I have a simple question to which I couldn't find the answer on this page:
https://codeigniter.com/userguide3/libraries/sessions.html#how-do-sessions-work
That is why I ask it here.
But first, let's assume that session will expire in 600 seconds (10 minutes).
So, when the session cookie will actually expire?:
- from the first time I open a Codeigniter website and use it for 10 minutes, or
- 10 minutes after I stop opening pages on that website
Another question if the answer is 1:
- Can I somehow extend the session every time the user access the website?
Another question if the answer is 2:
- what is happening with sess_time_to_update?
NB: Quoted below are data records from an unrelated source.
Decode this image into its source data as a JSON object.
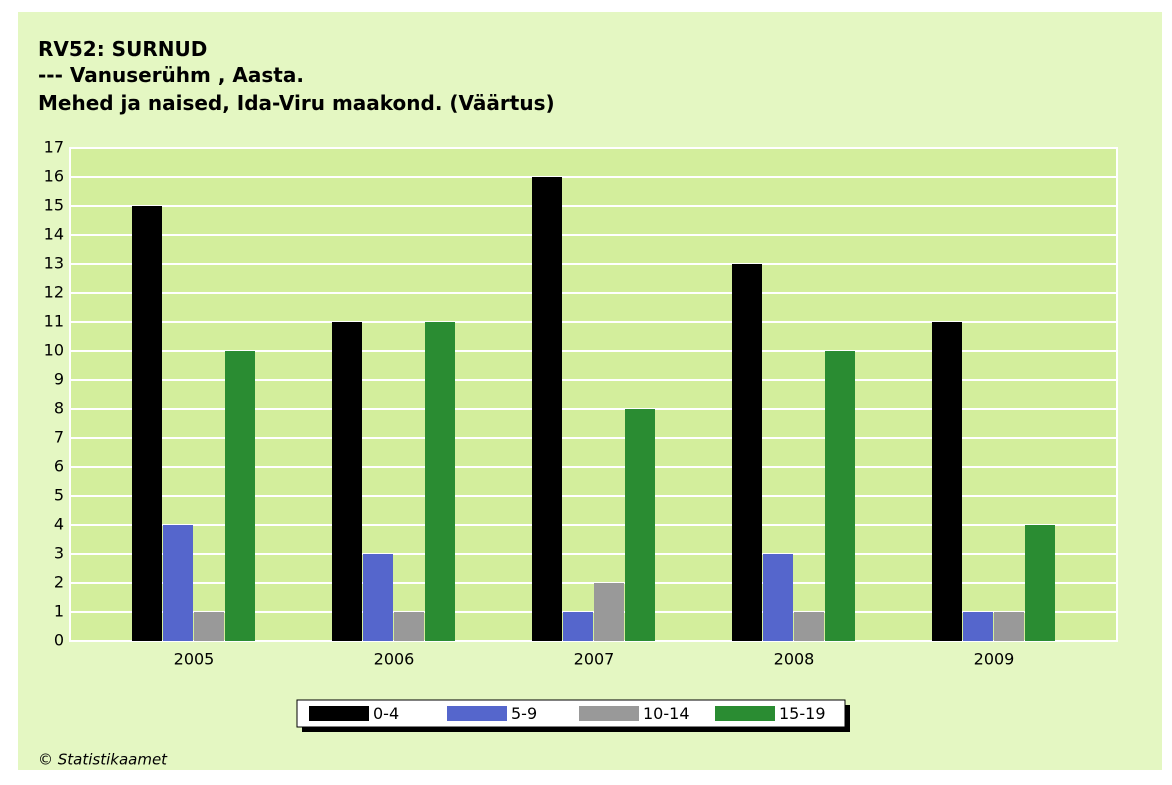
{
  "chart_data": {
    "type": "bar",
    "title": [
      "RV52: SURNUD",
      "--- Vanuserühm , Aasta.",
      "Mehed ja naised, Ida-Viru maakond. (Väärtus)"
    ],
    "categories": [
      "2005",
      "2006",
      "2007",
      "2008",
      "2009"
    ],
    "series": [
      {
        "name": "0-4",
        "color": "#000000",
        "values": [
          15,
          11,
          16,
          13,
          11
        ]
      },
      {
        "name": "5-9",
        "color": "#5566cc",
        "values": [
          4,
          3,
          1,
          3,
          1
        ]
      },
      {
        "name": "10-14",
        "color": "#999999",
        "values": [
          1,
          1,
          2,
          1,
          1
        ]
      },
      {
        "name": "15-19",
        "color": "#2a8c32",
        "values": [
          10,
          11,
          8,
          10,
          4
        ]
      }
    ],
    "ylim": [
      0,
      17
    ],
    "yticks": [
      0,
      1,
      2,
      3,
      4,
      5,
      6,
      7,
      8,
      9,
      10,
      11,
      12,
      13,
      14,
      15,
      16,
      17
    ],
    "grid": true,
    "legend": "bottom",
    "footer": "© Statistikaamet"
  }
}
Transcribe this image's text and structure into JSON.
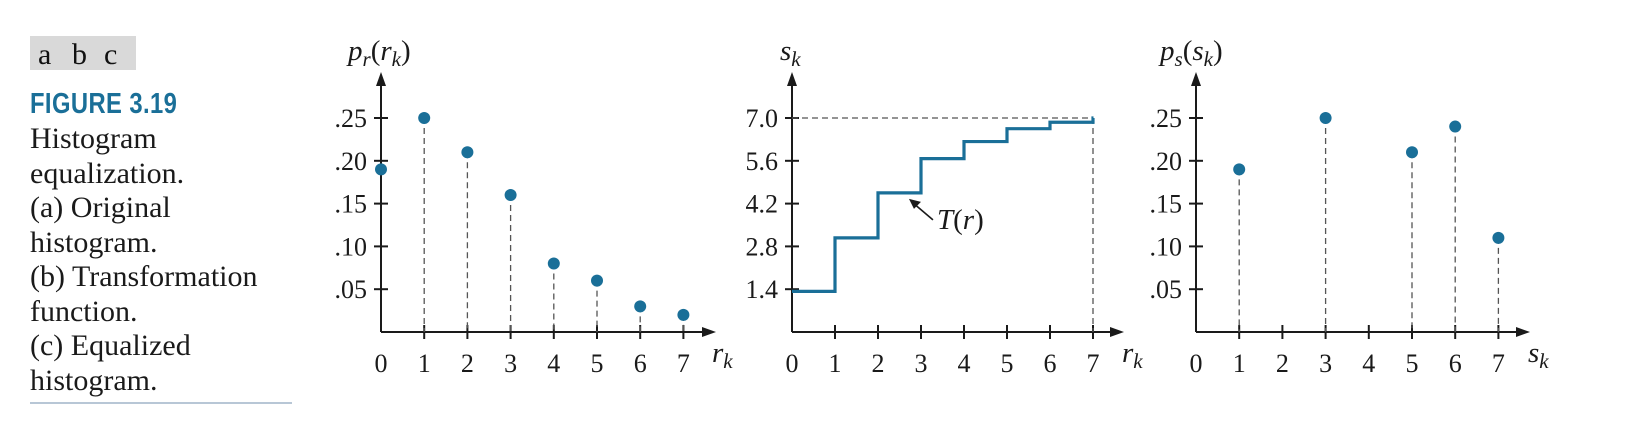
{
  "figure": {
    "panel_labels": [
      "a",
      "b",
      "c"
    ],
    "number": "FIGURE 3.19",
    "caption_lines": [
      "Histogram",
      "equalization.",
      "(a) Original",
      "histogram.",
      "(b) Transformation",
      "function.",
      "(c) Equalized",
      "histogram."
    ]
  },
  "colors": {
    "accent": "#1a6f98",
    "axis": "#1a1a1a",
    "dash": "#555555"
  },
  "chart_data": [
    {
      "type": "scatter",
      "style": "stem",
      "ylabel": {
        "main": "p",
        "sub": "r",
        "paren_open": "(",
        "inner": "r",
        "inner_sub": "k",
        "paren_close": ")"
      },
      "xlabel": {
        "main": "r",
        "sub": "k"
      },
      "x_ticks": [
        "0",
        "1",
        "2",
        "3",
        "4",
        "5",
        "6",
        "7"
      ],
      "y_ticks": [
        ".05",
        ".10",
        ".15",
        ".20",
        ".25"
      ],
      "xlim": [
        0,
        7
      ],
      "ylim": [
        0,
        0.25
      ],
      "x": [
        0,
        1,
        2,
        3,
        4,
        5,
        6,
        7
      ],
      "values": [
        0.19,
        0.25,
        0.21,
        0.16,
        0.08,
        0.06,
        0.03,
        0.02
      ]
    },
    {
      "type": "line",
      "style": "step",
      "ylabel": {
        "main": "s",
        "sub": "k"
      },
      "xlabel": {
        "main": "r",
        "sub": "k"
      },
      "x_ticks": [
        "0",
        "1",
        "2",
        "3",
        "4",
        "5",
        "6",
        "7"
      ],
      "y_ticks": [
        "1.4",
        "2.8",
        "4.2",
        "5.6",
        "7.0"
      ],
      "xlim": [
        0,
        7
      ],
      "ylim": [
        0,
        7.0
      ],
      "x": [
        0,
        1,
        2,
        3,
        4,
        5,
        6,
        7
      ],
      "values": [
        1.33,
        3.08,
        4.55,
        5.67,
        6.23,
        6.65,
        6.86,
        7.0
      ],
      "annotation": {
        "text": "T",
        "paren_open": "(",
        "arg": "r",
        "paren_close": ")"
      }
    },
    {
      "type": "scatter",
      "style": "stem",
      "ylabel": {
        "main": "p",
        "sub": "s",
        "paren_open": "(",
        "inner": "s",
        "inner_sub": "k",
        "paren_close": ")"
      },
      "xlabel": {
        "main": "s",
        "sub": "k"
      },
      "x_ticks": [
        "0",
        "1",
        "2",
        "3",
        "4",
        "5",
        "6",
        "7"
      ],
      "y_ticks": [
        ".05",
        ".10",
        ".15",
        ".20",
        ".25"
      ],
      "xlim": [
        0,
        7
      ],
      "ylim": [
        0,
        0.25
      ],
      "x": [
        1,
        3,
        5,
        6,
        7
      ],
      "values": [
        0.19,
        0.25,
        0.21,
        0.24,
        0.11
      ]
    }
  ]
}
Can I extend the life of session_id to match the life of the session too?
CodePudding user response:
Assuming $config['sess_expiration'] = 600; (10 minutes), the session cookie will expire 10 minutes after the last time you accessed the page, or "answer 2" as you called it.
sess_time_to_update controls how long before the session ID is changed, but that has nothing to do with expiration and is entirely transparent to you and/or the user - the ID itself will be changed for security purposes, but all other attributes will be preserved.
The "life of session_id" and "life of the session" are one and the same thing; there will never be a mismatch between them. A file or database record of the expired session may remain for a bit on the server, until the garbage collector clears it up, but without an ID stored in the cookie you effectively have no active session.